Questa figura squilibrata ben presto non si rivelerà altri che Xabaras, la nemesi di Dylan, il quale ha un unico scopo: la vita eterna. Per farlo è divenuto leader di un gruppo chiamato i Flagellanti disposti a tutto per ottenerla anche ad iniettarsi il sangue dei flagellanti per ottenerla. Lo scontro termina con un Dylan esanime e con uno Xabaras morente colpito da un ragazzo, Goodwyn Dog, il figlio che Dylan avrebbe avuto da Sybil e che non aveva mai conosciuto.
- “A volte capita di sognare gli incubi degli altri… e poi bisogna combattere anche quelli”
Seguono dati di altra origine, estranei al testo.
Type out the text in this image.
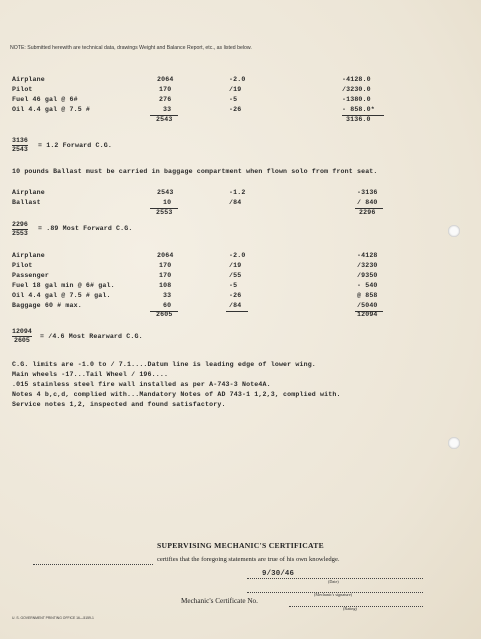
NOTE: Submitted herewith are technical data, drawings Weight and Balance Report, etc., as listed below.
Airplane	2064	-2.0	-4128.0
Pilot	170	/19	/3230.0
Fuel 46 gal @ 6#	276	-5	-1380.0
Oil 4.4 gal @ 7.5 #	33	-26	- 858.0*
2543	3136.0
$\frac{3136}{2543} = 1.2$ Forward C.G.
10 pounds Ballast must be carried in baggage compartment when flown solo from front seat.
Airplane	2543	-1.2	-3136
Ballast	10	/84	/ 840
2553	2296
$\frac{2296}{2553} = .89$ Most Forward C.G.
Airplane	2064	-2.0	-4128
Pilot	170	/19	/3230
Passenger	170	/55	/9350
Fuel 18 gal min @ 6# gal.	108	-5	- 540
Oil 4.4 gal @ 7.5 # gal.	33	-26	@ 858
Baggage 60 # max.	60	/84	/5040
2605	12094
$\frac{12094}{2605} = /4.6$ Most Rearward C.G.
C.G. limits are -1.0 to / 7.1....Datum line is leading edge of lower wing.
Main wheels -17...Tail Wheel / 196....
.015 stainless steel fire wall installed as per A-743-3 Note4A.
Notes 4 b,c,d, complied with...Mandatory Notes of AD 743-1 1,2,3, complied with.
Service notes 1,2, inspected and found satisfactory.
SUPERVISING MECHANIC'S CERTIFICATE
certifies that the foregoing statements are true of his own knowledge.
9/30/46
(Date)
(Mechanic's signature)
Mechanic's Certificate No.
(Rating)
U. S. GOVERNMENT PRINTING OFFICE 16—5159-1
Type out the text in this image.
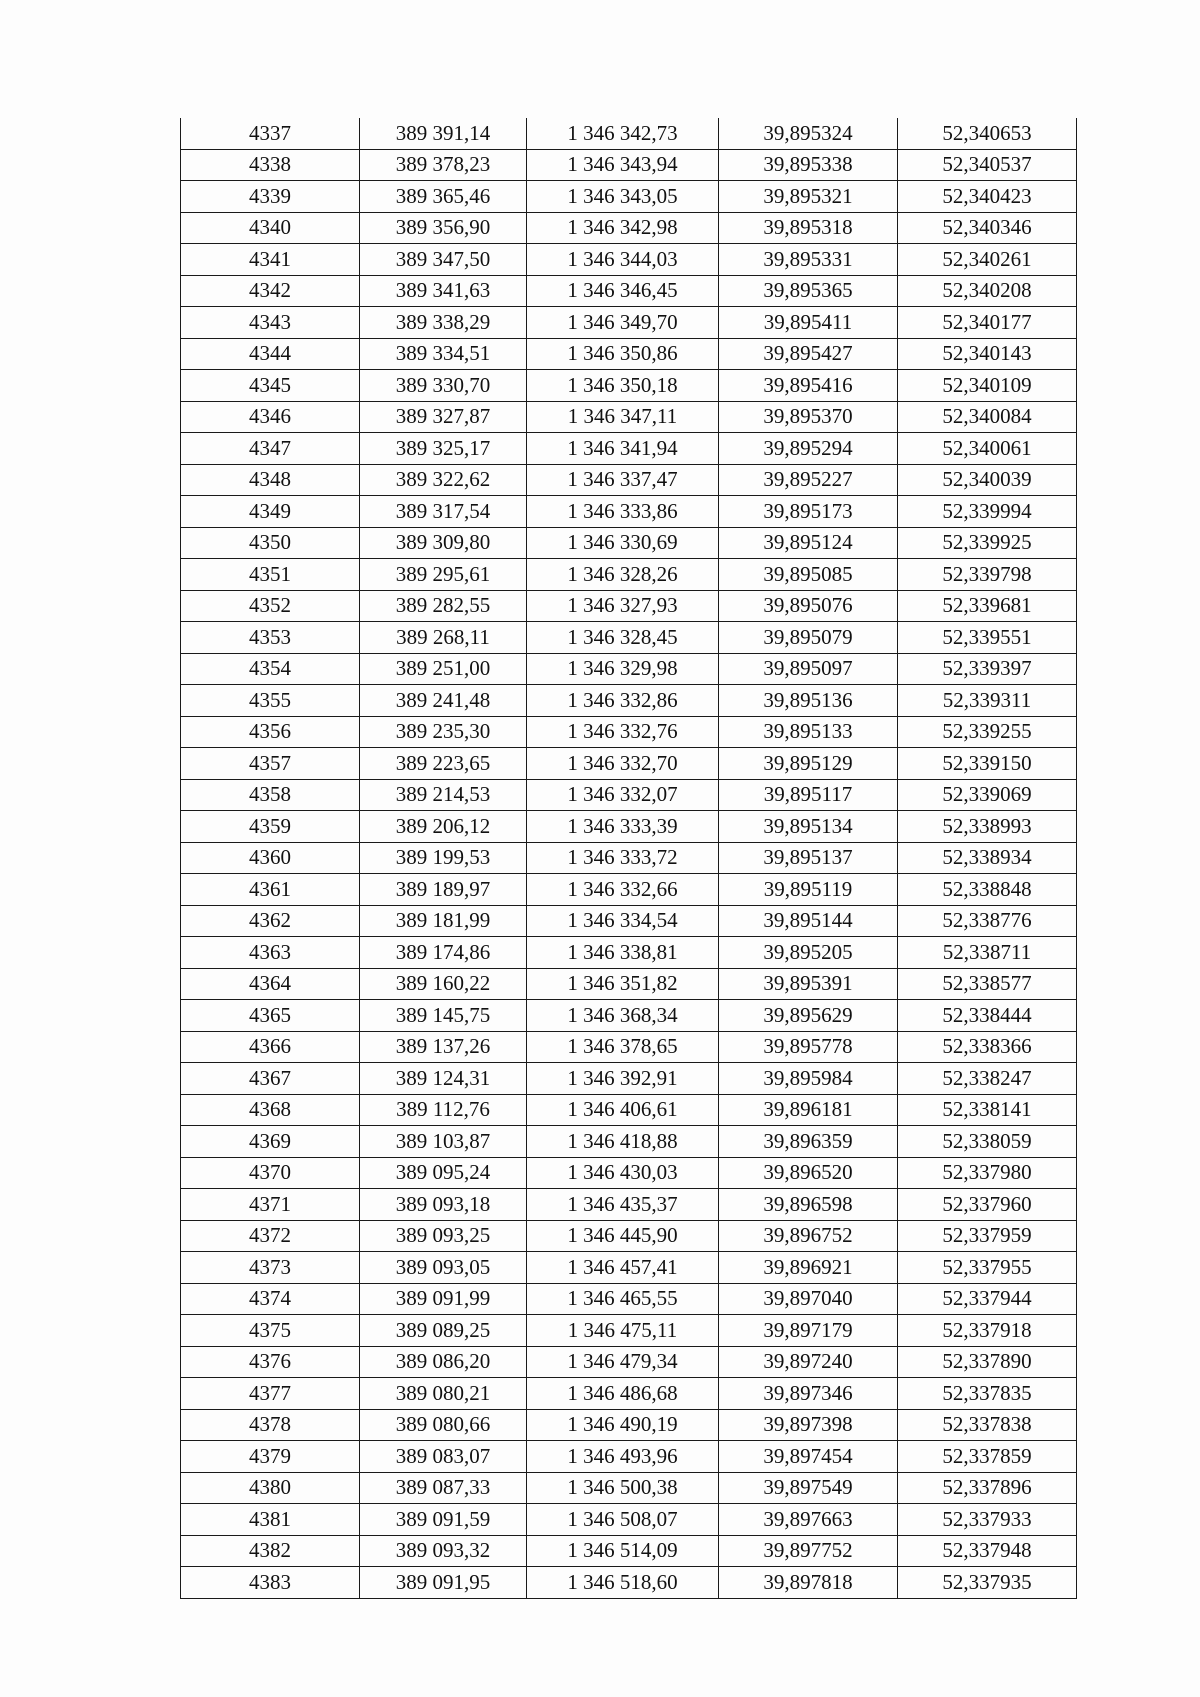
4337	389 391,14	1 346 342,73	39,895324	52,340653
4338	389 378,23	1 346 343,94	39,895338	52,340537
4339	389 365,46	1 346 343,05	39,895321	52,340423
4340	389 356,90	1 346 342,98	39,895318	52,340346
4341	389 347,50	1 346 344,03	39,895331	52,340261
4342	389 341,63	1 346 346,45	39,895365	52,340208
4343	389 338,29	1 346 349,70	39,895411	52,340177
4344	389 334,51	1 346 350,86	39,895427	52,340143
4345	389 330,70	1 346 350,18	39,895416	52,340109
4346	389 327,87	1 346 347,11	39,895370	52,340084
4347	389 325,17	1 346 341,94	39,895294	52,340061
4348	389 322,62	1 346 337,47	39,895227	52,340039
4349	389 317,54	1 346 333,86	39,895173	52,339994
4350	389 309,80	1 346 330,69	39,895124	52,339925
4351	389 295,61	1 346 328,26	39,895085	52,339798
4352	389 282,55	1 346 327,93	39,895076	52,339681
4353	389 268,11	1 346 328,45	39,895079	52,339551
4354	389 251,00	1 346 329,98	39,895097	52,339397
4355	389 241,48	1 346 332,86	39,895136	52,339311
4356	389 235,30	1 346 332,76	39,895133	52,339255
4357	389 223,65	1 346 332,70	39,895129	52,339150
4358	389 214,53	1 346 332,07	39,895117	52,339069
4359	389 206,12	1 346 333,39	39,895134	52,338993
4360	389 199,53	1 346 333,72	39,895137	52,338934
4361	389 189,97	1 346 332,66	39,895119	52,338848
4362	389 181,99	1 346 334,54	39,895144	52,338776
4363	389 174,86	1 346 338,81	39,895205	52,338711
4364	389 160,22	1 346 351,82	39,895391	52,338577
4365	389 145,75	1 346 368,34	39,895629	52,338444
4366	389 137,26	1 346 378,65	39,895778	52,338366
4367	389 124,31	1 346 392,91	39,895984	52,338247
4368	389 112,76	1 346 406,61	39,896181	52,338141
4369	389 103,87	1 346 418,88	39,896359	52,338059
4370	389 095,24	1 346 430,03	39,896520	52,337980
4371	389 093,18	1 346 435,37	39,896598	52,337960
4372	389 093,25	1 346 445,90	39,896752	52,337959
4373	389 093,05	1 346 457,41	39,896921	52,337955
4374	389 091,99	1 346 465,55	39,897040	52,337944
4375	389 089,25	1 346 475,11	39,897179	52,337918
4376	389 086,20	1 346 479,34	39,897240	52,337890
4377	389 080,21	1 346 486,68	39,897346	52,337835
4378	389 080,66	1 346 490,19	39,897398	52,337838
4379	389 083,07	1 346 493,96	39,897454	52,337859
4380	389 087,33	1 346 500,38	39,897549	52,337896
4381	389 091,59	1 346 508,07	39,897663	52,337933
4382	389 093,32	1 346 514,09	39,897752	52,337948
4383	389 091,95	1 346 518,60	39,897818	52,337935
Questo Dylan Dog Speciale 32, intitolato Nel Nome del Figlio, ruota, come facilmente intuibile dal titolo stesso, intorno alla figura di Goodwyn ma non solo, c’è ovviamente anche Dylan, ancora convalescente, e la stessa Sybil.
La vicenda è a dir poco labirintica con l’autore che non prova neanche ad offrire punti di riferimento al lettore: passato, presente e futuro si fondono spesso in una dimensione onirica.
I tre “protagonisti” ricostruiscono allora le loro vicende così intimamente intrecciate giungendo a scoprire come Goodwyn si era messo sulle tracce di Dylan e soprattutto su quello di Xabaras, mentre lo stesso Dylan vorrebbe finalmente presentarsi al figlio ma non prima di aver rintracciato Sybil per chiederle spiegazioni.
I tre però non si incontreranno se non nei racconti gli uni degli altri, in un’amara e malinconica conclusione che non soddisferà nessuno se non la vena ironica di un Dylan disincantato.
- ” I ricordi e i morti fanno parte dello stesso disordine. non ci sono più, ma continuano a tornare…”
Nel Nome del Figlio è forse l’albo del ciclo de Il Pianeta dei Morti più difficile, complesso e malinconico.
Alessandro Bilotta condensa sia l’esperienza di Mercurio Loi, abbastanza evidente nella prima parte dell’albo e nel personaggio di Goodwyn, con il classici più onirici e malinconici dell’Indagatore dell’Incubo: ecco che quindi la memoria, il ricordo, diventano luoghi dolorosi e i morti viventi o i vivi morenti sono testimonianza delle occasioni mancante, sprecate e dei rimpianti più dolorosi.
Nel Nome del Figlio potrebbe idealmente chiudere idealmente una fase del ciclo de Il Pianeta dei Morti, quella che aveva ripreso la dinamica padre-figlio e che in più di una occasione era stata portante della serie regolare dell’inquilino di Craven Road, lasciando ora aperte infinite possibilità a questa saga.
Se Bilotta recupera certe atmosfere, la matita di Giampiero Casertano non può che amplificare il senso di “nostalgia” di alcuni albi “classici” e imprescindibili della storia del personaggio. Una prova fatta di grande esperienza e incisiva dove necessario, senza fronzoli e puntuale come nello stile del disegnatore.
Da segnalare la maestosa copertina di Marco Mastrazzo che omaggia una delle copertina storica della musica heavy metal mondiale confermandosi, qualora ce ne fosse ancora bisogno, come uno dei copertinisti migliori in circolazione in Italia in questo momento.